Формально до этой весны я был в Германии несметное число раз — транзитом в Калифорнию или обратно, всегда во Франкфурте-на-Майне пересаживаясь с одного лайнера «Люфтганзы» на другой. Когда я спросил у Кристине, насколько велик Мюнхен (в котором, кстати, за неделю я так и не обнаружил хотя бы отголоска пребывания в нем великой футбольной команды, что, разумеется, многое говорит о стиле города), — больше ли он Франкфурта? — она рассмеялась: «Во Франкфурте только аэропорт большой, остальное — невеликая деревня при улье „аэробусов“ и „боингов“». Не то Мюнхен — просторный, живописный, уютный, утопающий в зелени город, который, несмотря на свой статус столицы Баварии, совершенно не отдает имперскостью (в отличие от Вены, Лондона, Парижа) и кажется во всех своих проекциях и ракурсах уютным, дружелюбным и очень топографически понятным. За редким, но важным исключением: архитектурных шрамов — памятников и мест событий нацистского прошлого, которые находятся в добром каменно-бетонном здравии.

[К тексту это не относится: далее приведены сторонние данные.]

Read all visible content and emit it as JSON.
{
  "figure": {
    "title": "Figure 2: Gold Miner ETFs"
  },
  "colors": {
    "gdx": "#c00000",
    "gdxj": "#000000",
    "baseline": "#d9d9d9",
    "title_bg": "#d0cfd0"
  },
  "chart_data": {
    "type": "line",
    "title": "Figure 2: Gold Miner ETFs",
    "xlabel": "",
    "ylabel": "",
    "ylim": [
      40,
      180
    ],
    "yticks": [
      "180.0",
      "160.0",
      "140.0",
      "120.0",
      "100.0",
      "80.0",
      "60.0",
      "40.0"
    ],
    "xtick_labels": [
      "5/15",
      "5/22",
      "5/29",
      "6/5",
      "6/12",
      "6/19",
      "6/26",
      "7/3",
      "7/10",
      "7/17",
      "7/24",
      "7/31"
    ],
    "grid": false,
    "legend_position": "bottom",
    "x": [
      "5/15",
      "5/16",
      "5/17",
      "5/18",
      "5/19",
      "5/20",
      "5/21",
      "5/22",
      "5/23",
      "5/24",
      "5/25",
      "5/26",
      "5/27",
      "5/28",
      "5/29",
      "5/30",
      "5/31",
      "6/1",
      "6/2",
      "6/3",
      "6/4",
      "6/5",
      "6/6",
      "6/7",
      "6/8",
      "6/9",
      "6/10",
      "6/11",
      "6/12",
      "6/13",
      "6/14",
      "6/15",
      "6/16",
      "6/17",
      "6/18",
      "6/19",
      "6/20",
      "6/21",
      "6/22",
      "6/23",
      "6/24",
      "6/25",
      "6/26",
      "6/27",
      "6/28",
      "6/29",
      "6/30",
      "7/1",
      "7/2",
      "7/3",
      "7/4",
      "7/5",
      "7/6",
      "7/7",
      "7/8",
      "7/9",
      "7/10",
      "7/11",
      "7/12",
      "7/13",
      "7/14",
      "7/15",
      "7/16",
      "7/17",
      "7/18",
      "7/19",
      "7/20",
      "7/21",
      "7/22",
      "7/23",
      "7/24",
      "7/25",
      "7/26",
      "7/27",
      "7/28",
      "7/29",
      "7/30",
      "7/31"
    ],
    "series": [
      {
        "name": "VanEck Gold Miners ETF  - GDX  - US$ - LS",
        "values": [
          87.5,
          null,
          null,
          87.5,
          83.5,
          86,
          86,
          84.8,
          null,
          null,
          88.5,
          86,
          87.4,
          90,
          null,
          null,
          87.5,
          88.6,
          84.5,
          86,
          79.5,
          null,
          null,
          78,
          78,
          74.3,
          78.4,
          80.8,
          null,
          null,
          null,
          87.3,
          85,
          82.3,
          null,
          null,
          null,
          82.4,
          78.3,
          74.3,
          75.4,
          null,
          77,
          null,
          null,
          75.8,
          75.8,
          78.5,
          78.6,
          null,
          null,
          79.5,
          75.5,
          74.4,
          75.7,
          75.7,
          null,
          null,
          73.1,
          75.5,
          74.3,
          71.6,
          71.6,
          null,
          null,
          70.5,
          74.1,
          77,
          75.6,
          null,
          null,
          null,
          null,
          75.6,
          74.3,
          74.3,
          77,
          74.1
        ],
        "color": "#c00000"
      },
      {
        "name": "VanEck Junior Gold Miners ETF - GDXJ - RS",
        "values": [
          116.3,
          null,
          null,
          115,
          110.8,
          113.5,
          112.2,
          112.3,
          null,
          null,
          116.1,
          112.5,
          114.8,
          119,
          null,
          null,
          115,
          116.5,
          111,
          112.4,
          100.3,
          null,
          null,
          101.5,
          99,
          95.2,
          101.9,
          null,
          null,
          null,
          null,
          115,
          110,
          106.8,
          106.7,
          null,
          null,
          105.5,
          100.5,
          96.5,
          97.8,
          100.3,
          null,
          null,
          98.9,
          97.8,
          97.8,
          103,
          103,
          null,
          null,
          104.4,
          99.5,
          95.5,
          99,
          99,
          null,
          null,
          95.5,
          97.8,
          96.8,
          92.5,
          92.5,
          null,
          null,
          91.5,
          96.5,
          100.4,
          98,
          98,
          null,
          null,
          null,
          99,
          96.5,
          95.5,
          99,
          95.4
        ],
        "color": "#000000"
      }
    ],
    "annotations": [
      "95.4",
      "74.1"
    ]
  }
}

В Хаус дер Кунст, где находится один из лучших в мире баров, а в подвале — одна из самых малодоступных дискотек в Европе — кое-где под пилонами галереи стояли нордические истуканы-олимпийцы, воспетые Риффеншталь, — вполне ясно проступают призраки свастики.
Мюнхен — город победивших велосипедов: велодорожками исписана вся карта города, трамваи и автобусы преклоняются перед этим неспешным видом транспорта, и двухколесными рогатыми запружена площадь перед одним из лучших в мире университетов. Он был отстроен в теплые времена начала XIX века, еще не тронутого ледяным вагнеровским дыханием, которое вскоре оплодотворит динозавроподобный XX век. В гулком парадном вестибюле университета, взирая из вечности в вечность, восседают статуи ученых мужей, очевидно, некогда здесь преподававших. А напротив них — подсвеченный бюст юной коротко стриженной девушки — Софи Шоль — со свежей белой розой подле: если направиться к нему, за поворотом увидишь вход в музей «Белой розы», подпольной группы Сопротивления, созданной студентами Мюнхенского университета и действовавшей в Третьем рейхе.

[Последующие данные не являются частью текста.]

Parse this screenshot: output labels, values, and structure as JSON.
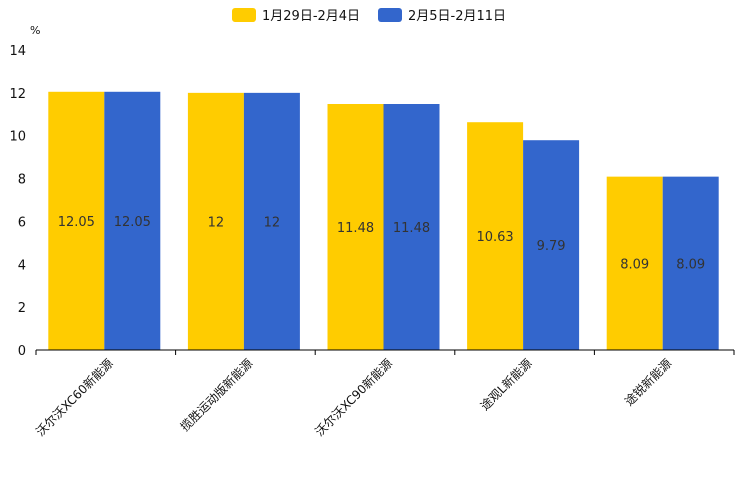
{
  "chart_data": {
    "type": "bar",
    "title": "",
    "xlabel": "",
    "ylabel": "%",
    "ylim": [
      0,
      14
    ],
    "yticks": [
      0,
      2,
      4,
      6,
      8,
      10,
      12,
      14
    ],
    "grid": false,
    "legend_position": "top-center",
    "categories": [
      "沃尔沃XC60新能源",
      "揽胜运动版新能源",
      "沃尔沃XC90新能源",
      "途观L新能源",
      "途锐新能源"
    ],
    "series": [
      {
        "name": "1月29日-2月4日",
        "color": "#FFCC00",
        "values": [
          12.05,
          12,
          11.48,
          10.63,
          8.09
        ]
      },
      {
        "name": "2月5日-2月11日",
        "color": "#3366CC",
        "values": [
          12.05,
          12,
          11.48,
          9.79,
          8.09
        ]
      }
    ]
  }
}
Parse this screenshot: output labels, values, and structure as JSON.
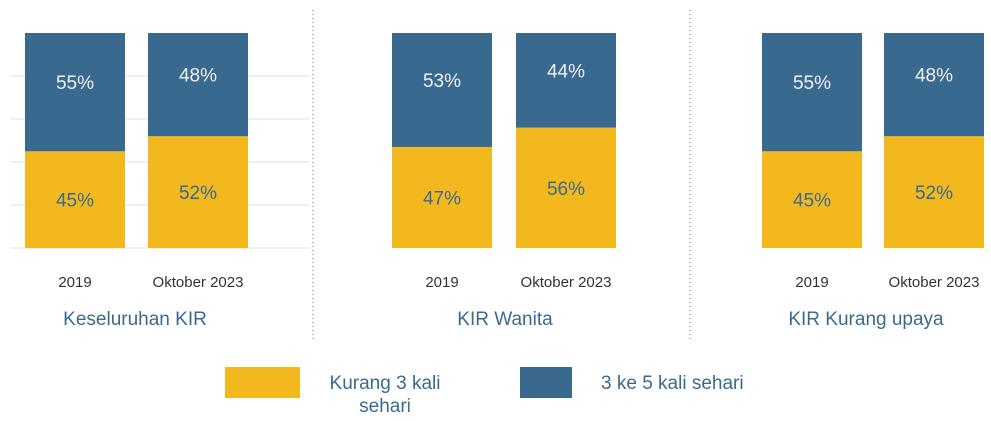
{
  "chart_data": [
    {
      "type": "bar",
      "stacked": true,
      "title": "Keseluruhan KIR",
      "categories": [
        "2019",
        "Oktober 2023"
      ],
      "ylim": [
        0,
        100
      ],
      "yticks": [
        0,
        20,
        40,
        60,
        80
      ],
      "grid": true,
      "series": [
        {
          "name": "Kurang 3 kali sehari",
          "color": "#f2b81e",
          "values": [
            45,
            52
          ],
          "value_labels": [
            "45%",
            "52%"
          ]
        },
        {
          "name": "3 ke 5 kali sehari",
          "color": "#3a698f",
          "values": [
            55,
            48
          ],
          "value_labels": [
            "55%",
            "48%"
          ]
        }
      ]
    },
    {
      "type": "bar",
      "stacked": true,
      "title": "KIR Wanita",
      "categories": [
        "2019",
        "Oktober 2023"
      ],
      "ylim": [
        0,
        100
      ],
      "series": [
        {
          "name": "Kurang 3 kali sehari",
          "color": "#f2b81e",
          "values": [
            47,
            56
          ],
          "value_labels": [
            "47%",
            "56%"
          ]
        },
        {
          "name": "3 ke 5 kali sehari",
          "color": "#3a698f",
          "values": [
            53,
            44
          ],
          "value_labels": [
            "53%",
            "44%"
          ]
        }
      ]
    },
    {
      "type": "bar",
      "stacked": true,
      "title": "KIR Kurang upaya",
      "categories": [
        "2019",
        "Oktober 2023"
      ],
      "ylim": [
        0,
        100
      ],
      "series": [
        {
          "name": "Kurang 3 kali sehari",
          "color": "#f2b81e",
          "values": [
            45,
            52
          ],
          "value_labels": [
            "45%",
            "52%"
          ]
        },
        {
          "name": "3 ke 5 kali sehari",
          "color": "#3a698f",
          "values": [
            55,
            48
          ],
          "value_labels": [
            "55%",
            "48%"
          ]
        }
      ]
    }
  ]
}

Взяв с собой фляжку скотча, я сижу в полночь на теплом газоне Кёнигсплац перед глиптотекой[4]
и вспоминаю, как утром был в старой пинакотеке[5], располагающейся за моей спиной, и впервые рассматривал живьем полотна Рембрандта и Рафаэля. На «Снятии с креста» Рембрандт изобразил себя в одном из римских солдат, чье выражение лица не отличается смышленостью и тем более осознанием того, что сейчас здесь, на Голгофе, происходит. Мне кажется, эта ирония — куда более развитое по направлению к истине чувство, чем обычай средневековых армян, велевших хоронить их в полу храмов, дабы стопы прихожан попирали их прах в знак вечного покаяния.Семьдесят пять лет назад трава, на которой я сижу, находилась в заключении под бетонным плацем. Сюда членами СА, среди которых было множество студентов, свозились и сносились изо всех библиотек приговоренные к сожжению книги. Здесь предали огню Рильке и множество иных светочей мировой культуры, с помощью немецкого языка напитавших великими смыслами цивилизацию. У Элиаса Каннети в «Ослеплении» есть точный незабываемый образ неприкаянного, благодаря новым временам ставшего бездомным профессора. Будучи выгнан из собственного дома новой властью хамов, этот ученый носил в своей величественной памяти личную огромную библиотеку и, когда приходил на новое место ночлега, вынимал из головы и расставлял по воображаемым полкам тома, чтобы хорошо заснуть, и, если наутро приходилось покидать это место, собирал тома в ум снова. Глотнув виски за здоровье этого профессора, я замечаю, что вокруг меня неопалимо бушует пламя горящих напрасно книг.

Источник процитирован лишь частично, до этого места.